Être maman à la maison…un choix que nous avons fait il y a de cela 11 ans…Jamais je n’aurais pu me douter de ce qui nous attendait!

Être maman à la maison et décider de devenir également parent-éducateur…ah bin là! On oublie les scénarios, rien ne pouvait être plus imprévisible que ce qui nous attendait…et qui nous attend toujours. Lorsque nous avons prit cette importante décision, mon conjoint et moi, il est sans dire que nous désirions faire tout ce qui était en notre possible pour BIEN faire le tout. Et quand je dis BIEN faire, c’est réellement offrir le 150% de nos capacités à nos enfants non seulement pour leurs vies, mais en plus dans ce que l’on appelle leurs apprentissages académiques. Dans mon cas de MAMAN à titre officiel, offrir mon 150%, signifie au fil du temps à y mettre trop souvent ma santé (vive les multi-vitamines), mon énergie (c’est certain que se coucher passé minuit surtout quand les p’tits s’endorment à 19h n’aide pas non plus), mes passe-temps (kessé ça?!?) et même parfois mon couple (ouin, désolée mon amour) à profit.

C’est réellement très difficile à décrier ou faire comprendre aux personnes qui nous entourent la complexité de notre quotidien; et c’est surtout pour cela que nous le faisons que très rarement. L’isolement devient alors acquis et parfois très nuisible. Éduquer à domicile est NOTRE choix. Oui. Cependant, il faut être conscient que ce n’est pas parce que nous faisons ce choix que nos journées ne peuvent pas nous sembler très difficiles, pénibles, voir même carrément l’enfer.
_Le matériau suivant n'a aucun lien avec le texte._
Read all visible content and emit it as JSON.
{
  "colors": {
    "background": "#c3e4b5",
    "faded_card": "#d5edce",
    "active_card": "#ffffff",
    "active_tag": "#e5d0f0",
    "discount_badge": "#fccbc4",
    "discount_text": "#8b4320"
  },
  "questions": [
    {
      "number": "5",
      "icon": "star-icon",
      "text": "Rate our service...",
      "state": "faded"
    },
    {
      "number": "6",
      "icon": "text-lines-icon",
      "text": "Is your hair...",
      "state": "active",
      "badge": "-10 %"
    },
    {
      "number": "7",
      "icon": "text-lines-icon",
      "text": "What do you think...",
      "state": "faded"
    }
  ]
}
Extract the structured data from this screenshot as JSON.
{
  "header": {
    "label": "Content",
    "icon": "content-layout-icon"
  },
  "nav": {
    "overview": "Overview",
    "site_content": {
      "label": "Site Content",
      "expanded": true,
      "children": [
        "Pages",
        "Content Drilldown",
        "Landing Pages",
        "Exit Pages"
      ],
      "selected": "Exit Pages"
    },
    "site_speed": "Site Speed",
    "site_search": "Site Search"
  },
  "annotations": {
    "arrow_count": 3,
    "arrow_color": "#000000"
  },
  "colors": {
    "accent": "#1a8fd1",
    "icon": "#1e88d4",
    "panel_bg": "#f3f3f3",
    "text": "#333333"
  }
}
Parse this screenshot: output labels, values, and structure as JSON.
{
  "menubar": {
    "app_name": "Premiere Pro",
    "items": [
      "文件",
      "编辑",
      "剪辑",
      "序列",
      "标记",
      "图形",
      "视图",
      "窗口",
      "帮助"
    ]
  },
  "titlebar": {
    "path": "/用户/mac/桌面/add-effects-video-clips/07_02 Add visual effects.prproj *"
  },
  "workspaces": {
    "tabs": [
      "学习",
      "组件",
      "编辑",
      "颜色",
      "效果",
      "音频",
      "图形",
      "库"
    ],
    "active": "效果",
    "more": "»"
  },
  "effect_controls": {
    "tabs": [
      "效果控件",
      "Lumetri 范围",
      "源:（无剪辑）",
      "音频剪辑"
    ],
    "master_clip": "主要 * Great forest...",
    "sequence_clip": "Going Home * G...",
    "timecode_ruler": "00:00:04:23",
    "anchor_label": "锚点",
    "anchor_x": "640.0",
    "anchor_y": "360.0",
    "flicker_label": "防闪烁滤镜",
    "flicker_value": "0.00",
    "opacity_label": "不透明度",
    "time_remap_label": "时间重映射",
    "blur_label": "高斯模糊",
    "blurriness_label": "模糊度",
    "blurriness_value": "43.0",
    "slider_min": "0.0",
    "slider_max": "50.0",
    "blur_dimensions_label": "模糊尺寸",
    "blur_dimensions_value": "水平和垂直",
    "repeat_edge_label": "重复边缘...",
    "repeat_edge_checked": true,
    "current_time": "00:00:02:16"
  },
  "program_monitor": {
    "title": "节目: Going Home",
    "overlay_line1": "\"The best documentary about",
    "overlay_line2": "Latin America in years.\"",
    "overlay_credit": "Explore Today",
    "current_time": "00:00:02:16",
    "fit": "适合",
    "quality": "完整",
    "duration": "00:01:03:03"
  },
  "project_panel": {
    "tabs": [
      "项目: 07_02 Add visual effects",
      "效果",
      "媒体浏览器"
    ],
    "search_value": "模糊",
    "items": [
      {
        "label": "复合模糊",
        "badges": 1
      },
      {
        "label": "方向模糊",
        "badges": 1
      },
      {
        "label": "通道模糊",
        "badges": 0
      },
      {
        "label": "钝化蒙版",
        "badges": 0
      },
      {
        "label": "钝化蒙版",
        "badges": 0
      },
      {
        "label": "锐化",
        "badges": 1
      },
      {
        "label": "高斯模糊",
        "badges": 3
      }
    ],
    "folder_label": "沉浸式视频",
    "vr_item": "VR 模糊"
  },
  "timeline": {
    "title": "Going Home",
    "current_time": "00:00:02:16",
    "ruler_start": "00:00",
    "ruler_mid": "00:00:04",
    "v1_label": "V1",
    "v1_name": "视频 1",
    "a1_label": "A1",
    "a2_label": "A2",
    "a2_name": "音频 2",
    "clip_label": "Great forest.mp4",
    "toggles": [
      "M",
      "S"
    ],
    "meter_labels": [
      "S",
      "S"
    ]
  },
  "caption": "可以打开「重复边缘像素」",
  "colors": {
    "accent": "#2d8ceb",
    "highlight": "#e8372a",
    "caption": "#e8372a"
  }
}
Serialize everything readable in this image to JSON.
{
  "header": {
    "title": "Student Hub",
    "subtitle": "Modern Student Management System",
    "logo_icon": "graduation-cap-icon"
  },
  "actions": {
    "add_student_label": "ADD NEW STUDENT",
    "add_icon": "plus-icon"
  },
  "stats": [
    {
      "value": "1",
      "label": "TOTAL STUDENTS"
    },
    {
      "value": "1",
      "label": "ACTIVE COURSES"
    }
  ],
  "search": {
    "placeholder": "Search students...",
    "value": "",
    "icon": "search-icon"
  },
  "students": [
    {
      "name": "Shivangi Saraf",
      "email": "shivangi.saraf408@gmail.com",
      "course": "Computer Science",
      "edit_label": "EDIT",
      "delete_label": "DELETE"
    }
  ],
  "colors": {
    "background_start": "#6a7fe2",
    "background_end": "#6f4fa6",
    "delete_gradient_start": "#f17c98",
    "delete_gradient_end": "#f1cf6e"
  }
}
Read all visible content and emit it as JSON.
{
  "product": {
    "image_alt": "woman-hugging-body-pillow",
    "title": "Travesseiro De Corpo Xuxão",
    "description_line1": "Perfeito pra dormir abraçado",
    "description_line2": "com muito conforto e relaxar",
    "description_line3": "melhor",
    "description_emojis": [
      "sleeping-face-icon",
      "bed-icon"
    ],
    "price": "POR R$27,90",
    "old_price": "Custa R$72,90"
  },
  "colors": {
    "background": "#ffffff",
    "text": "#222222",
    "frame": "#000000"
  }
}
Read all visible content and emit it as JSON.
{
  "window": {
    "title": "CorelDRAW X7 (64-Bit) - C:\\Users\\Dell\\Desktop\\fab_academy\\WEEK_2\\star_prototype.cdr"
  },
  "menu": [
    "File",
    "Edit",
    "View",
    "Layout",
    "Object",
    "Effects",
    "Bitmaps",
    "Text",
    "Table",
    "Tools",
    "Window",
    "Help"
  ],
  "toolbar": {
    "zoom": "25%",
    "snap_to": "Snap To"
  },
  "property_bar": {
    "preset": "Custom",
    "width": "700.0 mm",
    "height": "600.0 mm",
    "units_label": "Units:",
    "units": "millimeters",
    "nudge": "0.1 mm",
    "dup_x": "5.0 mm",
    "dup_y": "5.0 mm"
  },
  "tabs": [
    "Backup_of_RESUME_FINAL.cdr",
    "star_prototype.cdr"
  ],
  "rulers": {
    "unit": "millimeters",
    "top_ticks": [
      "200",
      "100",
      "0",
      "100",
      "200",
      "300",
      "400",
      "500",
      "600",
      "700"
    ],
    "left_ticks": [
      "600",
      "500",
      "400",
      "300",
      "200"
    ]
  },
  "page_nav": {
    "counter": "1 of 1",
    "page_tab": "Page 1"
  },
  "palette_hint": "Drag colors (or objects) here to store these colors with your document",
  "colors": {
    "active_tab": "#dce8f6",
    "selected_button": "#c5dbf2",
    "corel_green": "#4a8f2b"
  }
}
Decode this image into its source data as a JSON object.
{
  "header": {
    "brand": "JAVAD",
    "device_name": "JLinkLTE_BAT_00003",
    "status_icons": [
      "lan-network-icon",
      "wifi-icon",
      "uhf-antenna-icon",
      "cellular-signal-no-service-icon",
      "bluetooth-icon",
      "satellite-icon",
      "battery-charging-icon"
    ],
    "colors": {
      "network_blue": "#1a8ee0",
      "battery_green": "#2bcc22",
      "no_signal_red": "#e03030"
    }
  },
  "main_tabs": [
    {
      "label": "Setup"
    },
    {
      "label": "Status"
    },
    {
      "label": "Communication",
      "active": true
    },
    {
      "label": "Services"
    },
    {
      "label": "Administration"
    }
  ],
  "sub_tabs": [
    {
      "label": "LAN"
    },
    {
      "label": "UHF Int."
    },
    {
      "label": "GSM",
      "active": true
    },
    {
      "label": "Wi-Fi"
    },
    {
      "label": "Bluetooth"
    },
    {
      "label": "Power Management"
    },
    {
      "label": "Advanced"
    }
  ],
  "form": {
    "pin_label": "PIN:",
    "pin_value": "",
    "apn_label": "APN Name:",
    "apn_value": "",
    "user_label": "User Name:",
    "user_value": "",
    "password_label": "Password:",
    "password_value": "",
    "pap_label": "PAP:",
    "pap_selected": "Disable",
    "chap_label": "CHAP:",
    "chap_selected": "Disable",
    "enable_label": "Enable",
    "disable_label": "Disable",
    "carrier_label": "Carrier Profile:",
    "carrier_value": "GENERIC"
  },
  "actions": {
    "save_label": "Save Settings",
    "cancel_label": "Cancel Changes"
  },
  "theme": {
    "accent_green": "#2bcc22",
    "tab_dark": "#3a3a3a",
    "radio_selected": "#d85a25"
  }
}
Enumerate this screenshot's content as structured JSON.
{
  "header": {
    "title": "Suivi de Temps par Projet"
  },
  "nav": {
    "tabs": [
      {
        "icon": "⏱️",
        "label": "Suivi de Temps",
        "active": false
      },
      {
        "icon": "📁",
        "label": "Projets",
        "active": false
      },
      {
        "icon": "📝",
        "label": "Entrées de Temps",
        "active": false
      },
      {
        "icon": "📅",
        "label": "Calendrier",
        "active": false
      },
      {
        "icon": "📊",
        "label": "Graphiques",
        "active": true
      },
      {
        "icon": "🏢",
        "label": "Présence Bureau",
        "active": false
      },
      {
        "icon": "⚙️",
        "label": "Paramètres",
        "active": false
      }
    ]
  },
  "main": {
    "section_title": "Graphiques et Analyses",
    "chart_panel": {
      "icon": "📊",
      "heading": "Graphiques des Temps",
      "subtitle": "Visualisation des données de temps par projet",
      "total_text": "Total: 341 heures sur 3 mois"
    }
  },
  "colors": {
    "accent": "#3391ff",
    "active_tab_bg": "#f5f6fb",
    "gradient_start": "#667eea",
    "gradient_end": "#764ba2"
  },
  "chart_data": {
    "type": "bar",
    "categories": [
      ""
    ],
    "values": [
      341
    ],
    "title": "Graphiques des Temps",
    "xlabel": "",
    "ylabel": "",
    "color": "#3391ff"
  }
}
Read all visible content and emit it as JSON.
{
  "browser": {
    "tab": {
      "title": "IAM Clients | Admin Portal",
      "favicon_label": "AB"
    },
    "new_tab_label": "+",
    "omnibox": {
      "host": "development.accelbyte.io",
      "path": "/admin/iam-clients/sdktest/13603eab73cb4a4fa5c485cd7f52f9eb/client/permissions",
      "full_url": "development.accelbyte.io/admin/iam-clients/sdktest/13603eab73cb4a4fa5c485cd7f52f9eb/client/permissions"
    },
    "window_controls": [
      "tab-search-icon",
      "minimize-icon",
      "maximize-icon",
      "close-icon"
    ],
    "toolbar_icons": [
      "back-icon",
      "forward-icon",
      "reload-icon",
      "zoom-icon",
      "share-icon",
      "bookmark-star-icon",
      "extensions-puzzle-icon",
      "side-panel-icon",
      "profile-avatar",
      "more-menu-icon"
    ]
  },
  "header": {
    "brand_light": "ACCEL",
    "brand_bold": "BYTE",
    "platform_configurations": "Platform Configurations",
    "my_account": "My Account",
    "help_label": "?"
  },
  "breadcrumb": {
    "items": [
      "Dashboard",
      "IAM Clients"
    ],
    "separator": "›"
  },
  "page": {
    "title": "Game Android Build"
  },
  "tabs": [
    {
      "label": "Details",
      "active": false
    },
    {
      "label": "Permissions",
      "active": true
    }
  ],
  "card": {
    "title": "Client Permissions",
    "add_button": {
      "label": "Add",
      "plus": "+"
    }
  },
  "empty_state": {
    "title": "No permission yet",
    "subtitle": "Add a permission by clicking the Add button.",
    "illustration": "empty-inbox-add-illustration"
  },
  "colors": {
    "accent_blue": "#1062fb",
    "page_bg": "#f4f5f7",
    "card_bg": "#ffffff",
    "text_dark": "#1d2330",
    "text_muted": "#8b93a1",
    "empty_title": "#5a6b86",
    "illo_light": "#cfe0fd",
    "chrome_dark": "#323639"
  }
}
Une personne allant travailler à l’extérieur a le droit de chialer sur son travail, sur la route, sur ses collègues et pourtant…elle a aussi fait ce CHOIX. Donc, nous devons nous donner le DROIT de trouver que parfois, tout ça n’est vraiment pas évident!

LA FAMEUSE  »MAUVAISE » JOURNÉE TYPE

En une journée, voir même une matinée, nous pouvons passer par des tonnes d’émotions, régler le sort de presque la Terre entière et régler des problèmes inimaginables.Je dois constamment motiver mes troupes en répétant sans cesse à voix haute:  »Si tu arrêtais de niaiser, tu terminerais tellement plus vite! » Il y a de la chicane dès le lever et je ne cesse dès lors de me demander qu’est-ce que j’ai bien pu faire pour que cela soit ainsi?!! Une grande fille plutôt arrogante pour son âge, me faisant toujours sentir comme la plus pire des mères de la planète (et elle ne se gêne pas pour me le dire carrément! et là je me demande si c’est un reflet de moi-même…suis-je si pire que ça?), une petite de 2½ ans qui veut absolument se servir à même la pinte de lait, sans son verre, et qui déverse le tout par terre (c’était un sac flambant neuf!), une belle de huit ans un peu trop dans son imaginaire qui fait brûler le bot de son crayon à même l’ampoule de sa lampe de bureau, une cocotte de 6 ans avec un trop plein d’énergie et une envie démesurée d’avoir du fun. Toutes avec des personnalités tellement différentes…ça ne peut faire autrement que des flammèches, non?!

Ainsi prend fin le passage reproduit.